The Crisis Resilience Academy focuses on learning to better understand, and where possible to augment, the interactions and cooperation between formal authorities, responding organizations and other involved communities during crisis situations. Though the world has always had its share of disturbances and crises, new problems like accelerated urbanization, climate change and globalization create a sense of urgency to adjust the current crisis management systems. The current types of crises are characterized by having multiple causes, by the ambiguity of their effects and different resolutions as well as the shared conviction that solutions should be taken collectively. Formal authorities who are under pressure to ‘restore order’, struggle to govern cooperating reactive networks and local communities in order to manage potential conflicting interests and actions.
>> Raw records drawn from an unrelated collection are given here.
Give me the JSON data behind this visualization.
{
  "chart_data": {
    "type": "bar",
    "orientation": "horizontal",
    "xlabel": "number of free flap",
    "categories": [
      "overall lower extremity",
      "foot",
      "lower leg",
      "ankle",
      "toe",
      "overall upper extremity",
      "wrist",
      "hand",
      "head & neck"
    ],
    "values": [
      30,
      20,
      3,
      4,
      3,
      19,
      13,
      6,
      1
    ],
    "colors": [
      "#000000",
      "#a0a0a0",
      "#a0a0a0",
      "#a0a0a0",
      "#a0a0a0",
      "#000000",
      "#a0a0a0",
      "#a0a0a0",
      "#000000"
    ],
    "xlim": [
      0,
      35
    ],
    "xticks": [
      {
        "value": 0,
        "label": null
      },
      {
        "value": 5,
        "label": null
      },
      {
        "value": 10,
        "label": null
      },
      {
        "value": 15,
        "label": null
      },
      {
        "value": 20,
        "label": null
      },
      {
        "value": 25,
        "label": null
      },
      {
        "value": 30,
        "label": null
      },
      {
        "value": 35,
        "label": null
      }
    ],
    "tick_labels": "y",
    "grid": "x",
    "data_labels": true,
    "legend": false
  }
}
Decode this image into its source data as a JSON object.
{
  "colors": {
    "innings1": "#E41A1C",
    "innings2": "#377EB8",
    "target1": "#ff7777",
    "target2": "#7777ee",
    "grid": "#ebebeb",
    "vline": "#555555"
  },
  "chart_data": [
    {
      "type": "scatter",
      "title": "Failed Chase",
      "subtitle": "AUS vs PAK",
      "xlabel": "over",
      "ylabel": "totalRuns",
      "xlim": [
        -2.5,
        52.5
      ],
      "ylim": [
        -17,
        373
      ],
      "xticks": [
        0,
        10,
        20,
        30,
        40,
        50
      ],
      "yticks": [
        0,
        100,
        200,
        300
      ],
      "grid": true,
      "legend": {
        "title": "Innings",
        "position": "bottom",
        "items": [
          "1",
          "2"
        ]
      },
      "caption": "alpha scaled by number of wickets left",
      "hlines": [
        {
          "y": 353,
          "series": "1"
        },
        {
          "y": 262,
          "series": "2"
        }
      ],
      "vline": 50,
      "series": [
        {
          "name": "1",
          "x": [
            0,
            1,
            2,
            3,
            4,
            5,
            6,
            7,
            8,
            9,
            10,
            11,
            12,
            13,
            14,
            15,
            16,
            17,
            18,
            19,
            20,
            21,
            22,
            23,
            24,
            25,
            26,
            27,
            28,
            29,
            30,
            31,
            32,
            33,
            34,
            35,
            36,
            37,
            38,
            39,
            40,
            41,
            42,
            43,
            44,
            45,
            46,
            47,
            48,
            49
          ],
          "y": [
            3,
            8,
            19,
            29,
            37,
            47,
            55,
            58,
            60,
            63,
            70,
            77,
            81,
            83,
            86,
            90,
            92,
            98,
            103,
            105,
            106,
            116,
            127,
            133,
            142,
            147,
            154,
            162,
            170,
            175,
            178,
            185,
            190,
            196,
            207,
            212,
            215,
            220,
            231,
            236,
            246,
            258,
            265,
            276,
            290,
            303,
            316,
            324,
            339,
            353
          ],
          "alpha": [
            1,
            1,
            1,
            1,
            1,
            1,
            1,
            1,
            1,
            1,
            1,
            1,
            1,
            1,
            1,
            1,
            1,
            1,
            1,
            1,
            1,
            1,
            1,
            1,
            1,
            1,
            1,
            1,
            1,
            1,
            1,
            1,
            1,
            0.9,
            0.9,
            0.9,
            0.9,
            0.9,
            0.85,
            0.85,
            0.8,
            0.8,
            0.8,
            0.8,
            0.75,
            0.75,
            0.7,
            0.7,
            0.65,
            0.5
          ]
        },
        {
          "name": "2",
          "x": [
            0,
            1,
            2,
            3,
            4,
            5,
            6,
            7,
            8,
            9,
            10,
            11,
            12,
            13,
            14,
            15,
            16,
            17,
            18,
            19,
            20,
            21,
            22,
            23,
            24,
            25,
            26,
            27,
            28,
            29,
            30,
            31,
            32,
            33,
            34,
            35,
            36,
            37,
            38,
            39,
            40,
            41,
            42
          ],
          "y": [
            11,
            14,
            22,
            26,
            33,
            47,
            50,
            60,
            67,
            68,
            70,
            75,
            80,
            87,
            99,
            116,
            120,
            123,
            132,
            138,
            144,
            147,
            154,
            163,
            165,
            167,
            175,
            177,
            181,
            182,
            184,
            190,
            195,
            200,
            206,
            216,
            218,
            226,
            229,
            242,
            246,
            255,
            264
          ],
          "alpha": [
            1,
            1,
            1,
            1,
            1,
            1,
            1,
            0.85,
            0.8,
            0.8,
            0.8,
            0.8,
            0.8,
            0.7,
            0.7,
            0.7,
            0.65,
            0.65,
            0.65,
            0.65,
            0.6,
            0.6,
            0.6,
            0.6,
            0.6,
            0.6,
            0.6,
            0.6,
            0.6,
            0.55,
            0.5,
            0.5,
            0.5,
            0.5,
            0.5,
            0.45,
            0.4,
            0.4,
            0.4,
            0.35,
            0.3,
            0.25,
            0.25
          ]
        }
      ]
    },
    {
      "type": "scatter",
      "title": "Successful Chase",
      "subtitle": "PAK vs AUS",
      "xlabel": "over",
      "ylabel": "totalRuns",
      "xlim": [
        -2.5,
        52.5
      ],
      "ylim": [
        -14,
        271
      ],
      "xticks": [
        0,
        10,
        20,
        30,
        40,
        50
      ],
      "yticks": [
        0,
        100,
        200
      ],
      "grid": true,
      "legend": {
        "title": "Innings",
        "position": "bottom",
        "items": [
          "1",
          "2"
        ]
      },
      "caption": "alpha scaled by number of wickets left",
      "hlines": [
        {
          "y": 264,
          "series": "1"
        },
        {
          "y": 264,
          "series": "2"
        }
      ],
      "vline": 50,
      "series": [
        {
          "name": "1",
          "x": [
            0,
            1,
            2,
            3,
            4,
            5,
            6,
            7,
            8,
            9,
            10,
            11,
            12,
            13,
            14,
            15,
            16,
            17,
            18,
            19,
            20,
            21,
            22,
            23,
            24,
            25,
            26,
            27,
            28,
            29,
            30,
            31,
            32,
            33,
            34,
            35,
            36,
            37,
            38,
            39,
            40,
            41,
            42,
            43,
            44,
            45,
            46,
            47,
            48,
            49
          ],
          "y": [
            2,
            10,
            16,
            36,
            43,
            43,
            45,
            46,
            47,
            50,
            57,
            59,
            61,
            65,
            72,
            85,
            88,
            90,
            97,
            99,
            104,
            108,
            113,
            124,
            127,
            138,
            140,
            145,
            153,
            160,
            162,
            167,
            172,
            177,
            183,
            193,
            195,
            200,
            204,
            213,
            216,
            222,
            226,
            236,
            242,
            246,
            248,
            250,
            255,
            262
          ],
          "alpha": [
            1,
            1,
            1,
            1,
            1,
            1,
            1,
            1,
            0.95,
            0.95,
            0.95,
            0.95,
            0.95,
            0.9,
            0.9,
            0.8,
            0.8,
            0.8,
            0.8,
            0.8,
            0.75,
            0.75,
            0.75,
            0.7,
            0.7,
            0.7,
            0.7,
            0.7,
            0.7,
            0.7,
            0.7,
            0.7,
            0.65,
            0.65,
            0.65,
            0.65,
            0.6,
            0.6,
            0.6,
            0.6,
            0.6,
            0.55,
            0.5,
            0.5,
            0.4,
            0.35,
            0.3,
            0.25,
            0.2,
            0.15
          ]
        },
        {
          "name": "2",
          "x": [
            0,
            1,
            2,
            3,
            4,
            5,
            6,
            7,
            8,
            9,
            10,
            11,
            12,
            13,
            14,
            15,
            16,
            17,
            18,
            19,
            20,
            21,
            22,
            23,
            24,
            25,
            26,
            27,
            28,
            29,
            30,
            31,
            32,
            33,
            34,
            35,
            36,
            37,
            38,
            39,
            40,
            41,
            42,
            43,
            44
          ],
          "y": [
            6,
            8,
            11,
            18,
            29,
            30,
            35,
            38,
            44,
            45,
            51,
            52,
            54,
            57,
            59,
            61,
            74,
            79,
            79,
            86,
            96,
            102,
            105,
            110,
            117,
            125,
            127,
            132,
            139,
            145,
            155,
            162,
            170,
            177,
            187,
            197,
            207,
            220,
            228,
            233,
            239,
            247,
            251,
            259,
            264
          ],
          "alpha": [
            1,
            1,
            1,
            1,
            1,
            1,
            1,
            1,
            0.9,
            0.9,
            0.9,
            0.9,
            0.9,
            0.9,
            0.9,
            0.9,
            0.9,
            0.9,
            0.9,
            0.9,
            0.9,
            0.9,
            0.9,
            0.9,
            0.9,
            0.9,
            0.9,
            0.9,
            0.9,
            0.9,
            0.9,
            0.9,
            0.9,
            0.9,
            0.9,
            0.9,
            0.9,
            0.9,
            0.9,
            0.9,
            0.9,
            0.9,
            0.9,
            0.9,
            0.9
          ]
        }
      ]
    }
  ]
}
Traditional top-down command and control solutions therefore often come up short. What is needed, are new perspectives that create partnerships and promote resilience.
With action-research into crisis resilience this ISR Academy contributes to professional/civic communities to develop their capacities to prepare for disruptions (risk reduction), to recover from shocks and stress, and to adapt and grow from the disruptive experience. Those are not easy tasks, as the various stakeholders involved in the response might make different sense of the crisis. The challenge is to develop solutions that give directions and embrace collaboration and interaction of planned and unplanned responses at the same time.
In this Academy we don’t see resilience as purely reactive. It is precisely the disruptive events or crises that make new collaborations, contacts, consortia and networks between citizens, communities, private and public organizations possible. Action-research into these dynamic networks contributes to determine the success (and failure) of crisis management by the government, organizations, groups and citizens. Our assumption is that if the social networks are well utilized, society can ultimately deal with crisis in a resilient manner. We study new technologies, methods and organizational forms, such as netcentric operations, big data analytics, early warning systems, forecast-based financing, and the use of social media platforms as promising directions. At the same time, we address the intended and unintended consequences (including for example information overload in relation to decision making, surveillance practices, and forms of inclusion and exclusion) of the solutions that are used to mobilize people and organizations, share information between them, and coordinate and steer their (inter)actions.